C’è un altro Natale in tempi di crisi. Non quello delle lunghe tavolate imbandite di leccornie, colme di allegria e di regali più o meno costosi, ma quello della povertà, della solitudine e della disperazione.
C’è chi, come Bruno, di 52 anni, e la sua famiglia, è costretto a partecipare al ‘pranzo dei poveri‘ nella Chiesa di Santa Maria in Trastevere a Roma, organizzato come ogni anno dalla Comunità di Sant’Egidio, e subisce la crisi che gli ha fatto chiudere il bar di cui prima era titolare.
Chi invece ne rimane annientato e decide di farla finita per un contratto di lavoro non rinnovato, come Stefano, 45enne che dall’89 era banchista al Cafè de Paris, storico locale della “Dolce Vita” in via Veneto, e si è ucciso lanciandosi nel vuoto.
O come Fausto di 28 anni, originario di Vaio Basilicata (Potenza) che si era dato fuoco nei giorni scorsi per la disperazione di aver perso il posto di lavoro ed è morto la notte di Natale al Cardarelli di Napoli in seguito alle ustioni.
Bruno, sua moglie Maria e i suoi figli di 16 e 14 anni, fino a due anni fa, erano una delle tante e normali famiglie di romani. Lui titolare di un bar e lei casalinga. Ma i debiti contratti con lo Stato, in particolare le tasse, hanno costretto Bruno a chiudere il bar e la moglie a fare la cameriera in una pizzeria. Bruno, ai tempi d’oro, era anche presidente di una squadra di calcio di periferia; ora invece si deve accontentare di un lavoro saltuario in una cooperativa che lo impegna solo il sabato e la domenica.

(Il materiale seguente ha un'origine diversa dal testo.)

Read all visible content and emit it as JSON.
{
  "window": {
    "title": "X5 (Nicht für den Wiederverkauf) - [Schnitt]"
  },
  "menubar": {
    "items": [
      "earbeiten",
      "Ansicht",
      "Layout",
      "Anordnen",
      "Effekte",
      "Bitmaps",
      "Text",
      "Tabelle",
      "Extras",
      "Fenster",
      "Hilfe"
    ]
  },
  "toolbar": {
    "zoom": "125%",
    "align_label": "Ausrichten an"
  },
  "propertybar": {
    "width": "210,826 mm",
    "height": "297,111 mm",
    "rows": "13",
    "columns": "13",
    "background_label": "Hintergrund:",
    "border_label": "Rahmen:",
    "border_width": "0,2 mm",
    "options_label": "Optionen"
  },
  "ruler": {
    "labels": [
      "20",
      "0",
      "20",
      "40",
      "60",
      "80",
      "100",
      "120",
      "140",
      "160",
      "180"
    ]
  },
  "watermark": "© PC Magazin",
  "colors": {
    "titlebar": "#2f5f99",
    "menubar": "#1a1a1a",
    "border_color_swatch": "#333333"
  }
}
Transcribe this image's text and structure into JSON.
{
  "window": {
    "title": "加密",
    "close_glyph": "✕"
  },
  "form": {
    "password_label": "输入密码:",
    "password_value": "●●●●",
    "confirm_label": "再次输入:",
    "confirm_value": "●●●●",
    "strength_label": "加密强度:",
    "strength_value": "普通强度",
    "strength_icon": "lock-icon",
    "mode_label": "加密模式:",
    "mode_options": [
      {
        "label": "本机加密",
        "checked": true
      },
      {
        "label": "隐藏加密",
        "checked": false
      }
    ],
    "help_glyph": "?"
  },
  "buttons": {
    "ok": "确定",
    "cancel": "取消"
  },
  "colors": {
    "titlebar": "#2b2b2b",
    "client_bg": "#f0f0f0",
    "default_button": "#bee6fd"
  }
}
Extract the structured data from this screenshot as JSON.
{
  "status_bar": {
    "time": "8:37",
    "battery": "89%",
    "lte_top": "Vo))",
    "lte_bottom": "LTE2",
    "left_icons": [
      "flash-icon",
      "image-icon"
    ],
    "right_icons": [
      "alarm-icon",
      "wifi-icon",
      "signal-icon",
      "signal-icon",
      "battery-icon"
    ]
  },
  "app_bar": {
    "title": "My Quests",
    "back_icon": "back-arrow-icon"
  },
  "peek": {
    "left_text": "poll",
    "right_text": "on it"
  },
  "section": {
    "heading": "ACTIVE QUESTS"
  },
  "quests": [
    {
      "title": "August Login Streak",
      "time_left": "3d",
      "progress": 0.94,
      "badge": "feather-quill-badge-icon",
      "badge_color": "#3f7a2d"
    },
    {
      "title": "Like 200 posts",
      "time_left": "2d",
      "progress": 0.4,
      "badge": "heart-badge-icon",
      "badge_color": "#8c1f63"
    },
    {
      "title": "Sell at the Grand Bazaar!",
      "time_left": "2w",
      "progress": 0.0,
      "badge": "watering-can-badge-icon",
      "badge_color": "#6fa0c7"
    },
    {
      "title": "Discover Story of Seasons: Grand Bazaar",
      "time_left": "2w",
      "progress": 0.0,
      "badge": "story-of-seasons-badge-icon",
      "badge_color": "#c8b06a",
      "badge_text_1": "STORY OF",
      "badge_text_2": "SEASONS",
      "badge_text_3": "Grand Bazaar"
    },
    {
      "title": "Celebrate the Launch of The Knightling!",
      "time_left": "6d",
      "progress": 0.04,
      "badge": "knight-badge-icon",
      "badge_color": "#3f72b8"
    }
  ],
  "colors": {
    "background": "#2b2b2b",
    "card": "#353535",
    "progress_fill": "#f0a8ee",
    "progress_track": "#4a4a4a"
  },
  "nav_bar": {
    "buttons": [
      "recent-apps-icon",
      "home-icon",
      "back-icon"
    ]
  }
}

La famiglia vive nella zona di San Basilio, alla periferia est della Capitale, e tirano avanti grazie al pacco viveri che la Comunità di Sant’Egidio ogni settimana gli consegna. Il valore del pacco è di 50 euro, all’interno c’è olio, caffè e pasta; usualmente alle famiglie viene dato ogni due settimane, ma avendo due ragazzi la Comunità ha deciso di fare una eccezione.
In questo modo invece di mettersi in fila nelle mense di Sant’Egidio utilizzano i viveri per cucinarli a casa e mantenere un’apparente dignità. In fondo quella di Bruno e Maria è una storia triste, ma anche una storia di solidarietà grazie alla quale si riesce a non farla finita.
Come è avvenuto, invece, per Stefano, il quale dopo aver saputo l’11 dicembre che il suo contratto al Cafè de Paris non sarebbe stato rinnovato si è gettato dal IV piano della sua casa popolare ad Anzio, località a 40 chilometri da Roma.
Lui non aveva una famiglia, nè molti amici, aveva un handicap mentale per cui percepiva una piccolo sussidio in base alle legge 104 ed i dottori che lo avevano in cura – raccontano i suoi colleghi – gli dicevano sempre ‘Se tu lavori, stai meglio’. Ed era vero – aggiungono i compagni di lavoro -, era proprio bravo e tutti a via Veneto lo conoscevano.
Anche per Fausto, ucciso a Napoli dalla mancanza di un lavoro più che dal fuoco, non c’è stato niente da fare e sin dal primo momento le sue condizioni sono apparse critiche ai medici dell’ospedale Cardarelli: aveva ustioni sull’85% del corpo.
Forse a Stefano e Fausto è mancato qualcuno che li aiutasse.